Every year more than 1.7 million Americans develop sepsis—a life-threatening medical condition that happens when the body overreacts to an infection from a bacteria, virus, parasite or fungus, triggering a cascade of overwhelming inflammation and blood thickening within blood vessel linings. When this happens, small blood clots form—first at the site of infection and then throughout the body. Widespread inflammation and blood clots can block oxygen and nutrient delivery to the body.
Anyone can get sepsis, but two-thirds of all cases occur in people over the age of 60. An infection may develop in an organ like the lungs from pneumonia, or through a cut or incision. It can also start when an invasive medical device like a urinary catheter or feeding tube is used. Older adults are at higher risk of sepsis due to weakened immunity, more frequent surgeries, skin ulcerations, and chronic diseases such as diabetes, heart disease, cancer, autoimmune disorders, and malnutrition.
In addition to the symptoms of infection, common symptoms of sepsis include fever, rapid heart rate, and rapid breathing. When an older person is septic, fever may not happen. In fact, they may have the opposite–cold, clammy skin temperature–or hypothermia. Older patients are also more likely to experience sudden mental confusion or delirium along with malaise, fatigue, weakness, sudden shortness of breath, poor appetite, chills, dizziness, and low blood pressure.
If any of these symptoms occur—immediate medical care is critical.
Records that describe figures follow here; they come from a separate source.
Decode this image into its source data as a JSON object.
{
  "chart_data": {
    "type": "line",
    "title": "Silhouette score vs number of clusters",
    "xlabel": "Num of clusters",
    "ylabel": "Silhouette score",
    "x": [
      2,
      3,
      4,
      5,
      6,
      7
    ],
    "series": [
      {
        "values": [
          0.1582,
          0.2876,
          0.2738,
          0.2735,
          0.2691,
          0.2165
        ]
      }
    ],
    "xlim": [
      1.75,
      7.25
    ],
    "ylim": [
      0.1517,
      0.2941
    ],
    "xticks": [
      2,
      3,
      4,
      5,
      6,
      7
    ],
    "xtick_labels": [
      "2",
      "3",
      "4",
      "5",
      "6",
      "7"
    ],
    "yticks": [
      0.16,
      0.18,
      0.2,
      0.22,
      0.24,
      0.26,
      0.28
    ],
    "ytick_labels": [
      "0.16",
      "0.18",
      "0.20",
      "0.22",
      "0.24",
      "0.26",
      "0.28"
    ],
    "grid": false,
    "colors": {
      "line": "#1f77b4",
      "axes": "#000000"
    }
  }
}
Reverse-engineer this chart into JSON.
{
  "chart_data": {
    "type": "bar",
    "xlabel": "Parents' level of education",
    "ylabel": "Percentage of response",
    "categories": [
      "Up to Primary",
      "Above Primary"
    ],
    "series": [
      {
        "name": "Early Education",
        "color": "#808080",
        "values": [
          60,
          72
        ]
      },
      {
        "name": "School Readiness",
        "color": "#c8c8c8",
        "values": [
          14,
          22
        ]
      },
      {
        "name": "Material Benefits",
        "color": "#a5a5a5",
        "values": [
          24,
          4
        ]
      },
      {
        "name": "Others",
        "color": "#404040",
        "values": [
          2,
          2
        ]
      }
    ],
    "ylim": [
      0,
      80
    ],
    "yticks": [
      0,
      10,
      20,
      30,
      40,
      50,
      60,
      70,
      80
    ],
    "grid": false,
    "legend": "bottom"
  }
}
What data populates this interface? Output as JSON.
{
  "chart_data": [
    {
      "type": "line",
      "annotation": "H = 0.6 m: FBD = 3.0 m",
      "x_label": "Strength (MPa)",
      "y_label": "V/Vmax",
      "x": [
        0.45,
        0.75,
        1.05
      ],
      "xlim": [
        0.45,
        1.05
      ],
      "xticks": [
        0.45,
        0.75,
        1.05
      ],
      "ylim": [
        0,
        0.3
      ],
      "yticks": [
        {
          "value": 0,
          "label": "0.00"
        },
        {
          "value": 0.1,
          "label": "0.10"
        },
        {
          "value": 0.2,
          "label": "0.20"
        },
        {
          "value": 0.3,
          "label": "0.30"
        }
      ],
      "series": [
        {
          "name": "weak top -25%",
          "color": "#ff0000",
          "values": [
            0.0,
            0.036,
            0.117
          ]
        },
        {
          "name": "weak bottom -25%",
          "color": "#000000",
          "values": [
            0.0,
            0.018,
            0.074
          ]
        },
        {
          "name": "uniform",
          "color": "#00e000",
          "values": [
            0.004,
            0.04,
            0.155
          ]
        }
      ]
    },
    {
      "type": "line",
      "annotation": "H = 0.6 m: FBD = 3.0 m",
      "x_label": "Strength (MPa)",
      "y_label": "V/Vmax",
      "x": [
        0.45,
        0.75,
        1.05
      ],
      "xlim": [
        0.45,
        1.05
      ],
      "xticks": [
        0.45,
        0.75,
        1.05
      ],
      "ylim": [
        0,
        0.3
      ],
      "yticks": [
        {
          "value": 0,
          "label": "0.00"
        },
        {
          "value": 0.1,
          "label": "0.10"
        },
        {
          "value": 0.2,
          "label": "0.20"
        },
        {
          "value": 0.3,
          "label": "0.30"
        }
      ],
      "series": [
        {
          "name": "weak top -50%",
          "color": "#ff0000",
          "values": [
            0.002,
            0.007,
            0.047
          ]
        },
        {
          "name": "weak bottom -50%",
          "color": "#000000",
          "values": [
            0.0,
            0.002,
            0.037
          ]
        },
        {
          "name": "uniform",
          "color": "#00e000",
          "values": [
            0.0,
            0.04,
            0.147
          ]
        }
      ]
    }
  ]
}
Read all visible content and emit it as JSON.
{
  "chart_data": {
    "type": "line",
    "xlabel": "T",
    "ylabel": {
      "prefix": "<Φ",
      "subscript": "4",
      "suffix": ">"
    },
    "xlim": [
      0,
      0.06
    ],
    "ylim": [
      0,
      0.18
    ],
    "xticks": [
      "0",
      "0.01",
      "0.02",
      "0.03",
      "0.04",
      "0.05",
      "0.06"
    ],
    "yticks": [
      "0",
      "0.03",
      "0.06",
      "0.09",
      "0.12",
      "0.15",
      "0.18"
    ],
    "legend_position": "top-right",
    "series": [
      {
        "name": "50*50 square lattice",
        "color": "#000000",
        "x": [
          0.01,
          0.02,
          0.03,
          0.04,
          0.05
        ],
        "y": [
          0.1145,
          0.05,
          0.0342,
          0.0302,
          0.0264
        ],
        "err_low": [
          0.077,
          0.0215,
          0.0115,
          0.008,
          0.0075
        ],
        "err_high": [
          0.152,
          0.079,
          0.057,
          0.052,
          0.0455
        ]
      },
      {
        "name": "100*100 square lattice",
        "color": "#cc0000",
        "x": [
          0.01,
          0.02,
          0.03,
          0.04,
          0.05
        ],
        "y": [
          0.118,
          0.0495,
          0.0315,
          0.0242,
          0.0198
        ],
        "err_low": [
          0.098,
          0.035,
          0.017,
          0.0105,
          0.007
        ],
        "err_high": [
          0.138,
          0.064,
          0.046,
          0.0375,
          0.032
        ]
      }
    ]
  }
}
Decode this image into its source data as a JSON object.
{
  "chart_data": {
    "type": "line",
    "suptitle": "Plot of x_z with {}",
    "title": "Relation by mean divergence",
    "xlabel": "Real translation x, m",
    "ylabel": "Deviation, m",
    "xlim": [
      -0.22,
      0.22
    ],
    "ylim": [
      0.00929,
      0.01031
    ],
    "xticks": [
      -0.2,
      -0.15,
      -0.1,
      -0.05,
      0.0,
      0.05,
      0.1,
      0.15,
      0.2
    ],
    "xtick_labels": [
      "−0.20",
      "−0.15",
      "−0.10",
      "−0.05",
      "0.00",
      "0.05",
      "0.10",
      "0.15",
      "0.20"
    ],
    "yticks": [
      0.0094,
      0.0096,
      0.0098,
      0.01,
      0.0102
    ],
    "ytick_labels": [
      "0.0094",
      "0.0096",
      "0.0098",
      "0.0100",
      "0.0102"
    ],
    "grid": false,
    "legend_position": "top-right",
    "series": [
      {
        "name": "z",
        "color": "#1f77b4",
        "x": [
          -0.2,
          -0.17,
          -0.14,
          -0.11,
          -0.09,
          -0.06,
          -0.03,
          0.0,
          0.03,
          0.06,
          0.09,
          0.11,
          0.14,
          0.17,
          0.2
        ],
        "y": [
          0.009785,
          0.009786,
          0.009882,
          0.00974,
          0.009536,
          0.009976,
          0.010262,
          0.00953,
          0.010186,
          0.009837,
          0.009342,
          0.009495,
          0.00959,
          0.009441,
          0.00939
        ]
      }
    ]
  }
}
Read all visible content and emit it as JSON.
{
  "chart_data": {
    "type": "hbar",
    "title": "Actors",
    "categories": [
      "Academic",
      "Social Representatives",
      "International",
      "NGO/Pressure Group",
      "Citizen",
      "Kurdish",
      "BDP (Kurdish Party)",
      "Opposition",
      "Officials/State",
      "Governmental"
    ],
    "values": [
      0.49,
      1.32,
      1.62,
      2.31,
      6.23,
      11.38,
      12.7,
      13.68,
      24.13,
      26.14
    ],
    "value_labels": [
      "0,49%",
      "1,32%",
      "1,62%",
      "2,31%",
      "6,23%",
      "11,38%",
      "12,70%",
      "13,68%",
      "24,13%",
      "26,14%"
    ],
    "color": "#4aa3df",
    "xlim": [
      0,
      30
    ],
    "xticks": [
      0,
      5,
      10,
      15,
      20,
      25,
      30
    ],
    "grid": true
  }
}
Not all infections develop into sepsis; however, progression from infection to full-blown sepsis can occur in hours. For every hour delay in appropriate treatment, the risk of death increases by up to 8%.
It’s important to prevent infection with vaccines, good hand-washing and personal hygiene, and proper wound care. Those that develop sepsis will likely be treated with antibiotics, IV (intravenous) fluids, and vasopressors to increase blood pressure. Treatment may also involve other medications, surgery to remove the infection, and more.